When she began attending University Friends Meeting in Seattle, she felt a strong sense of belonging. She wrote in her letter requesting membership “I have long prayed alone, but the potential for praying together with like-minded Friends was overwhelming.” Lenore and Jake joined University Friends Meeting in 1992.
Lenore was active on the Arts Committee at UFM, and she facilitated the sale of many of Jake’s paintings as a benefit to Meeting after his death. Many UFM members will remember Jake and Lenore through his paintings of Seattle and its surrounding mountains.
In the early years of her retirement, she volunteered as an advocate for children involved in the court system.

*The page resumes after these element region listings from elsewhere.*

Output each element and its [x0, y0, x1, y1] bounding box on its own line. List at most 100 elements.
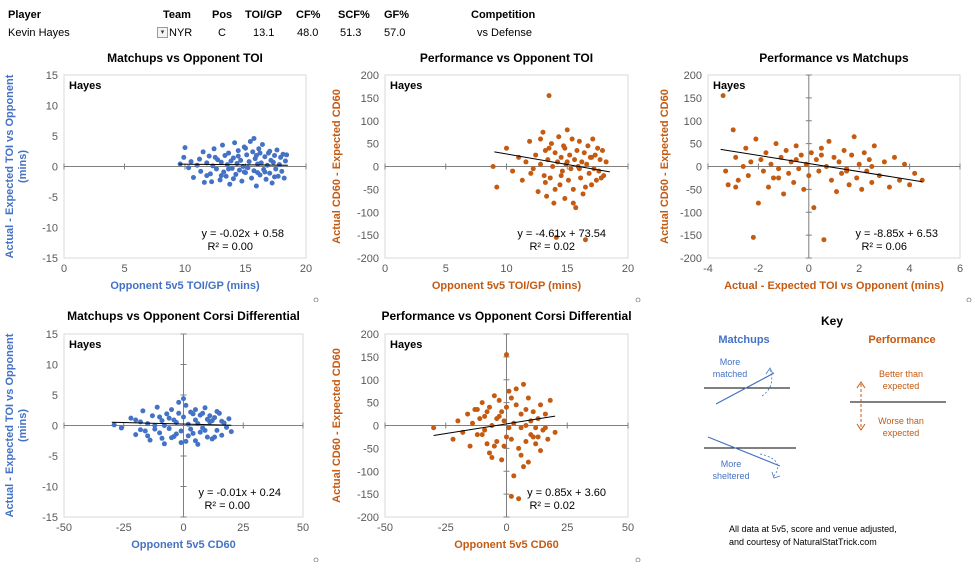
data-point: [270, 159, 276, 165]
data-point: [518, 452, 524, 458]
data-point: [783, 147, 789, 153]
x-tick-label: 0: [806, 263, 812, 275]
data-point: [185, 433, 191, 439]
player-label: Hayes: [390, 339, 422, 351]
data-point: [133, 417, 139, 423]
data-point: [559, 168, 565, 174]
data-point: [765, 184, 771, 190]
y-tick-label: -200: [357, 512, 379, 524]
y-tick-label: -100: [680, 207, 702, 219]
data-point: [768, 161, 774, 167]
y-tick-label: -150: [680, 230, 702, 242]
data-point: [224, 424, 230, 430]
data-point: [791, 180, 797, 186]
data-point: [567, 152, 573, 158]
data-point: [533, 441, 539, 447]
trendline: [433, 415, 556, 437]
data-point: [540, 129, 546, 135]
data-point: [796, 166, 802, 172]
y-tick-label: -150: [357, 230, 379, 242]
data-point: [818, 152, 824, 158]
data-point: [152, 426, 158, 432]
data-point: [743, 145, 749, 151]
data-point: [491, 443, 497, 449]
data-point: [565, 177, 571, 183]
x-tick-label: -4: [703, 263, 713, 275]
arrow-down-icon: [856, 423, 866, 431]
data-point: [145, 421, 151, 427]
header-label-toigp: TOI/GP: [245, 9, 283, 21]
data-point: [149, 413, 155, 419]
data-point: [530, 409, 536, 415]
data-point: [226, 166, 232, 172]
data-point: [431, 425, 437, 431]
y-tick-label: -50: [686, 184, 702, 196]
x-tick-label: 25: [561, 522, 573, 534]
data-point: [907, 182, 913, 188]
data-point: [564, 127, 570, 133]
data-point: [202, 427, 208, 433]
data-point: [137, 427, 143, 433]
chart-title: Performance vs Opponent Corsi Differenti…: [381, 309, 631, 323]
data-point: [535, 189, 541, 195]
data-point: [521, 381, 527, 387]
data-point: [159, 418, 165, 424]
resize-handle-icon: [313, 557, 319, 562]
player-label: Hayes: [69, 339, 101, 351]
data-point: [535, 434, 541, 440]
data-point: [496, 397, 502, 403]
data-point: [740, 164, 746, 169]
y-tick-label: 10: [46, 101, 58, 113]
data-point: [519, 177, 525, 183]
header-value-gf: 57.0: [384, 27, 406, 39]
data-point: [528, 170, 534, 176]
y-tick-label: 0: [373, 162, 379, 174]
y-tick-label: 200: [361, 70, 379, 82]
player-label: Hayes: [713, 80, 745, 92]
x-tick-label: 10: [179, 263, 191, 275]
data-point: [836, 159, 842, 165]
x-tick-label: 0: [503, 522, 509, 534]
data-point: [556, 134, 562, 140]
data-point: [128, 415, 134, 421]
chart-performance-vs-opponent-corsi: Performance vs Opponent Corsi Differenti…: [331, 309, 641, 562]
data-point: [195, 421, 201, 427]
data-point: [508, 395, 514, 401]
header-label-cf: CF%: [296, 9, 321, 21]
data-point: [569, 136, 575, 142]
data-point: [214, 408, 220, 414]
y-tick-label: 50: [367, 398, 379, 410]
data-point: [173, 431, 179, 437]
key-worse-line2: expected: [883, 428, 920, 438]
x-tick-label: 5: [121, 263, 127, 275]
footer-note-line1: All data at 5v5, score and venue adjuste…: [729, 524, 897, 534]
x-tick-label: -50: [377, 522, 393, 534]
data-point: [538, 448, 544, 454]
data-point: [548, 141, 554, 147]
data-point: [192, 417, 198, 423]
x-tick-label: -2: [754, 263, 764, 275]
x-tick-label: 0: [61, 263, 67, 275]
data-point: [262, 169, 268, 175]
data-point: [154, 404, 160, 410]
y-tick-label: 5: [52, 131, 58, 143]
data-point: [241, 169, 247, 175]
y-tick-label: -5: [48, 192, 58, 204]
data-point: [755, 200, 761, 206]
data-point: [147, 437, 153, 443]
data-point: [871, 143, 877, 149]
resize-handle-icon: [966, 297, 972, 302]
key-panel: Key Matchups Performance More matched Mo…: [704, 314, 946, 547]
data-point: [584, 161, 590, 167]
team-dropdown-arrow-icon[interactable]: ▾: [157, 27, 168, 38]
data-point: [562, 145, 568, 151]
data-point: [516, 445, 522, 451]
data-point: [484, 409, 490, 415]
data-point: [599, 147, 605, 153]
data-point: [553, 234, 559, 240]
data-point: [465, 411, 471, 417]
data-point: [861, 150, 867, 156]
data-point: [284, 152, 290, 158]
data-point: [834, 189, 840, 195]
data-point: [533, 152, 539, 158]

Lenore was also active at Bayview Manor, the retirement community where she and Jake lived for many years. Her kindness to newcomers, her leadership in arranging movie nights, and her willingness to hold staff accountable to high standards were mentioned at her memorial service there.
Lenore stood up for what she believed was right, enjoyed a good argument, and advocated effectively both for herself and others. She was a passionately engaged Democrat. While laid up with a painful hip issue, she resolved her difficulties with Medicare independently, by writing an effective letter to her representative to Congress. She was a loving and generous friend.
She is survived by her brother Lloyd, Lloyd’s son Andrew and wife Cindy Kramer, grand niece- Gretchen Kramer, and her dear friend Lilli Ann Carey.
A memorial meeting for worship was held at University Friends Meeting in Seattle on March 23, 2014.